Target has estimated its well-reported 2013 data breach may cost US$264 million. It has a US$100 million cyber insurance policy.
One problem the C-suite has with cyber insurance is whether it provides value. Some organizations feel premiums are too high and terms and conditions are tight, the Pricewaterhouse report notes. There’s some evidence of that: According to the Insurance Institute of Canada, global cyber insurance premiums are less than one-half of one percent of the estimated cost of cyber crime. The industry admits it has trouble calculating risk when the cost of breaches keep going up — as do the ways of breaching enterprises.
Large corporations may not see the need for cyber insurance, figuring their security policies are tough — and their cash supply deep enough to lower risk. In an era when the best practice is to assume if you haven’t already been breached you will be that may seem risky.
Toronto Hydro is one Canadian organization weighing the pros and cons. Utilities are potential targets as part of a country’s critical infrastructure, but so far it has stayed away from cyber insurance. “When we looked at if a few years ago cyber insurance wasn’t mature at all,” said Robert Wong, Hydro’s executive vice-president and chief information and risk officer. “There were too many exclusions and premiums too high.”
But, he added, he’s taking a second look in part because the cyber insurance industry has changed and is offering more comprehensive coverage “at a premium rate that makes business sense.”
Cyber insurance is only one piece of an organization’s entire security puzzle, he added, echoing what other experts say . “You’ve got to understand the profile of your industry, your company, how you do business, and more importantly, how effective is your overall cybersecurity practice … Insurance just covers the things that you feel are still exposed.”

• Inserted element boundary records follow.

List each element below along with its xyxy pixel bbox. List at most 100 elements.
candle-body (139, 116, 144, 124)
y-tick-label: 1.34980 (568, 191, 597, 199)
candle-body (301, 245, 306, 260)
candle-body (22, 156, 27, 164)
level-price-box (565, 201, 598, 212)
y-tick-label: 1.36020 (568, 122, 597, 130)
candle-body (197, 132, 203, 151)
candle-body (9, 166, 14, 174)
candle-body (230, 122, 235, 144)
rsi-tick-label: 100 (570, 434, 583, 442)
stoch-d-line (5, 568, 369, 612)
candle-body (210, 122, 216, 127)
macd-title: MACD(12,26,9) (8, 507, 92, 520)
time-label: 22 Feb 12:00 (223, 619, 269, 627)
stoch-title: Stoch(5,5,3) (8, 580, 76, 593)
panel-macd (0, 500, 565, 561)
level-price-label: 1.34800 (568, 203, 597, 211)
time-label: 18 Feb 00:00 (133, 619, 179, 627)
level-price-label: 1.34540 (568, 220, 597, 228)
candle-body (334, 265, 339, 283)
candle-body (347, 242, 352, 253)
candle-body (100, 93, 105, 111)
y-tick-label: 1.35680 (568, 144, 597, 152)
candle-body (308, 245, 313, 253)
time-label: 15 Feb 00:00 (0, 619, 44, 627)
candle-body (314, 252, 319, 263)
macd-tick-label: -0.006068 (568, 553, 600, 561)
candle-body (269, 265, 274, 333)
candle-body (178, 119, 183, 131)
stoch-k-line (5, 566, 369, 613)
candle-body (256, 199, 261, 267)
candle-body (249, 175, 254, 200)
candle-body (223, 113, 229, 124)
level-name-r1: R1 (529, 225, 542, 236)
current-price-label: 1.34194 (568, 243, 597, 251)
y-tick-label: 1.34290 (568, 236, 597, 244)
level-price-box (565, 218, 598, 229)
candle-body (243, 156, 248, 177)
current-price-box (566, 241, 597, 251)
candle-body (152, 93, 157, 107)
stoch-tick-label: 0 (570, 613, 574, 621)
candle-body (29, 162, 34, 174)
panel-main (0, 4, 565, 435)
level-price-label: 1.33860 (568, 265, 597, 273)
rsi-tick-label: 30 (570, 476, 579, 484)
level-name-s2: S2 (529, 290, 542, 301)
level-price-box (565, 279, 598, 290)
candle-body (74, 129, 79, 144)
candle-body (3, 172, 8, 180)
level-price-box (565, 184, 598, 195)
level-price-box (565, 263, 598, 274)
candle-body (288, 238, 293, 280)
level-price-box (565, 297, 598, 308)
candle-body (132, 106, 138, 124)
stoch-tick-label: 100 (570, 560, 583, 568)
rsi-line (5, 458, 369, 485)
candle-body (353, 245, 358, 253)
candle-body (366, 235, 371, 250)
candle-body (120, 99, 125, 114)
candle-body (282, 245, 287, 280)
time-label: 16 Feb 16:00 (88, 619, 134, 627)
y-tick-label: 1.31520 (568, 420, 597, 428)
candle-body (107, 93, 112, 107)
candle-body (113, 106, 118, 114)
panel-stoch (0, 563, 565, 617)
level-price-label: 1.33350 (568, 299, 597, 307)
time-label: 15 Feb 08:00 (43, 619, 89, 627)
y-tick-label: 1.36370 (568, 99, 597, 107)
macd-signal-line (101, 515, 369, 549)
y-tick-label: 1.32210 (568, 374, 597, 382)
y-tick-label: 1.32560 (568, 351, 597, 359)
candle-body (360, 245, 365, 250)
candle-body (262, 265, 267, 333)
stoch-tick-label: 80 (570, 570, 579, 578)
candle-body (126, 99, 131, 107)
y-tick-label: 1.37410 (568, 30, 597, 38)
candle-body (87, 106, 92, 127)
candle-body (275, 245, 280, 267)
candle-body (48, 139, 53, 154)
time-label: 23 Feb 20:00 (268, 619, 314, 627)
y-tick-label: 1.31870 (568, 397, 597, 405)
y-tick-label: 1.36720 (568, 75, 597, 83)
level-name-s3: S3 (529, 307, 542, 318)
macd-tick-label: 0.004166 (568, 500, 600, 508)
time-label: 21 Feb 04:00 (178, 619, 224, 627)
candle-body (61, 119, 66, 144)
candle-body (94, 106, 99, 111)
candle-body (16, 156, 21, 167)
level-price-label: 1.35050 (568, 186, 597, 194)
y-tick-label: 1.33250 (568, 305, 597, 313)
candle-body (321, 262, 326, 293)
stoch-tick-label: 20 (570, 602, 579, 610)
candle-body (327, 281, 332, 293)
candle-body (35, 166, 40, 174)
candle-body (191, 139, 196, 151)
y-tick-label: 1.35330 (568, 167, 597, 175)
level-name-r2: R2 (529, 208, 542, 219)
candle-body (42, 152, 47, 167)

One advantage of having is insurance auditors can help the CISO/CRO quantify an organization’s risks. That’s something to think about because security vendor Raytheon Websense predicts that insurance companies will increasingly refuse to pay for breaches caused by ineffective security practices. As a result requirements for insurance will become as significant for some companies as many regulatory requirements.
One thing for certain is that cyber insurance premiums are rising in certain sectors, while maximum coverage is being limited to $100 million. Marsh & McLennan Co. told Reuters earlier this year that cyber insurance premiums for retail companies increased 32 per cent in the first half of 2015. That report said some companies are struggling to find the money to buy coverage they want.
When buying cyber insurance “you really have to sit down and look at the risk you’re trying to insure for because not every business will have the same kind of risk profile, in terms of data that may be accessible — through the cloud or their own system,” says Bernice Karn, a partner who specializes in IT and privacy law at Cassels Brock in Toronto, “and then try to go into the market and find a product that will address that kind of risk.”
Considerations also include understanding what the organization will have to do to make a claim, including preserving logs and other evidence. Davies made one suggestion: Before getting insurance look at what information you hold, why are you collecting, storing or hosting it, how long are you going to keep it and how will you destroy it. Those questions play into establishing risk.